The mere mention of his fellow frontcourt enforcer got Ibaka giddy, more than any talk about his own dominant defensive performance in Game 5 against Denver or the Thunder's first-ever appearance in the Western Conference semifinals.

That's because Ibaka understands Perkins' value and how it will translate against the Memphis Grizzlies, the Thunder's second-round matchup that kicks off with Sunday's Game 1.

"He will help a lot," Ibaka said, a smile suddenly creasing his stone-cold face. "The beginning of the season, we had Nenad (Krstic), Jeff (Green), me, you know, small guys. It was very tough. But right now, we have a big body like Perk. I think it will be interesting."

Perkins drew criticism by some for his performance in the opening round against the Nuggets and center Nene. There was talk in some circles and around some water coolers that Perkins was a bust, that the Thunder botched the trade of Jeff Green.

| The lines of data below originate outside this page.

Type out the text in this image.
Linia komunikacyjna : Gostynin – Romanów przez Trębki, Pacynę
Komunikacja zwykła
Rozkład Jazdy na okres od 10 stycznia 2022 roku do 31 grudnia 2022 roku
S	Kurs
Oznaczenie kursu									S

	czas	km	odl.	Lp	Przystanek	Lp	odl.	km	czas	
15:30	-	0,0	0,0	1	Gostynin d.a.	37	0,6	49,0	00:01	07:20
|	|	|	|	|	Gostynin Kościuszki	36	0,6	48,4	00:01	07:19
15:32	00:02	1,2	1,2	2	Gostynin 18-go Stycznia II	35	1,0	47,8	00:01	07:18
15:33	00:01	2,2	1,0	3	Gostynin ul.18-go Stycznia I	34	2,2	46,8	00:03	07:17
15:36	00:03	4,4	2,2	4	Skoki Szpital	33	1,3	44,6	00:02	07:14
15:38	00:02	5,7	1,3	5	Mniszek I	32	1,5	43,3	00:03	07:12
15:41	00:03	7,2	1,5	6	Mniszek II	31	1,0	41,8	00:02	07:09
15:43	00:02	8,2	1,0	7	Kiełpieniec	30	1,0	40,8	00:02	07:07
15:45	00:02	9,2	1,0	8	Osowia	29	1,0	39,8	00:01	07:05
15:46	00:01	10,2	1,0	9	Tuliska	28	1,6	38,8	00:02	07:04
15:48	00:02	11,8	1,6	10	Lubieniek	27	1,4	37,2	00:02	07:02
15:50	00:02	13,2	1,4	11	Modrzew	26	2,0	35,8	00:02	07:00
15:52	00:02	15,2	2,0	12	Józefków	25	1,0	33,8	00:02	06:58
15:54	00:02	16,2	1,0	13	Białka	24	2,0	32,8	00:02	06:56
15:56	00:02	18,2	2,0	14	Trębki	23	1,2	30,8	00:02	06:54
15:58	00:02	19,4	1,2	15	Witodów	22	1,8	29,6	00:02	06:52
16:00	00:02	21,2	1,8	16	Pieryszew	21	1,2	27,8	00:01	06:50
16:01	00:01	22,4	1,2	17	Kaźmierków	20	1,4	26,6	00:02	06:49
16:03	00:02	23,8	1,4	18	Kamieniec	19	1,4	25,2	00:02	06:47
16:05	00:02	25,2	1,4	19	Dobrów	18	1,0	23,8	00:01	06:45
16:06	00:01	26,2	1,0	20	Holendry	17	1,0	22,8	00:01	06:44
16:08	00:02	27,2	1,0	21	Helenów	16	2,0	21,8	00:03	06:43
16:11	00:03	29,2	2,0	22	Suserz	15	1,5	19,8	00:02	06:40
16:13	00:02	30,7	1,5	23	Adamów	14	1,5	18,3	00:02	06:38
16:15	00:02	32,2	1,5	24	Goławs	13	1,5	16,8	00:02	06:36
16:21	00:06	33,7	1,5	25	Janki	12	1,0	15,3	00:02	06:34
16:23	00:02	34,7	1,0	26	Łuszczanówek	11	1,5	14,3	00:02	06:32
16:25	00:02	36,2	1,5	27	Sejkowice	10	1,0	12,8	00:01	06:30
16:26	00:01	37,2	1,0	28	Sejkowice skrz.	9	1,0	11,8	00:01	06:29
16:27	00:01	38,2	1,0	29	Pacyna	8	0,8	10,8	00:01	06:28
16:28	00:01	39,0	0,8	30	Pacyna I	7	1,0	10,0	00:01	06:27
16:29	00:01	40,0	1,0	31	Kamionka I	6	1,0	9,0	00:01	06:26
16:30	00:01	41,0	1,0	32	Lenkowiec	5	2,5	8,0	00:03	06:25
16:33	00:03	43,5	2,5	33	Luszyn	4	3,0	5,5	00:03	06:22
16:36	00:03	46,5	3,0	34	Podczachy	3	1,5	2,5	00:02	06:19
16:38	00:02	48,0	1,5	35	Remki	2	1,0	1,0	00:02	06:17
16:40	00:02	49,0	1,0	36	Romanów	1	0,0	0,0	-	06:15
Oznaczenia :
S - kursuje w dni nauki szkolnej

That, of course, was crazy talk.

After a message-sending, 22-point performance in Game 1, Nene's point total dipped in each of the final four games, falling from 16 to 15 to 10 to eight. After leading the regular season in field-goal percentage at 61.5 percent, Nene shot just 47.8 percent in his five playoff games against the Thunder.

Perkins played a big part in that. Although he compiled modest averages of 5.4 points and 6.6 rebounds against Denver, Perkins' low-post defense was exactly what the Thunder was hoping to get when it acquired him in a four-player trade with Boston at the deadline. He pushed Nene off his spots. He made him work for everything he got. And he frustrated him to the point it nearly took him out of the series.

And all that came against an opponent and team that weren't considered to be a very good matchup for Perkins.

Against the Grizzlies, though, we could get an even better sense of Perkins' impact.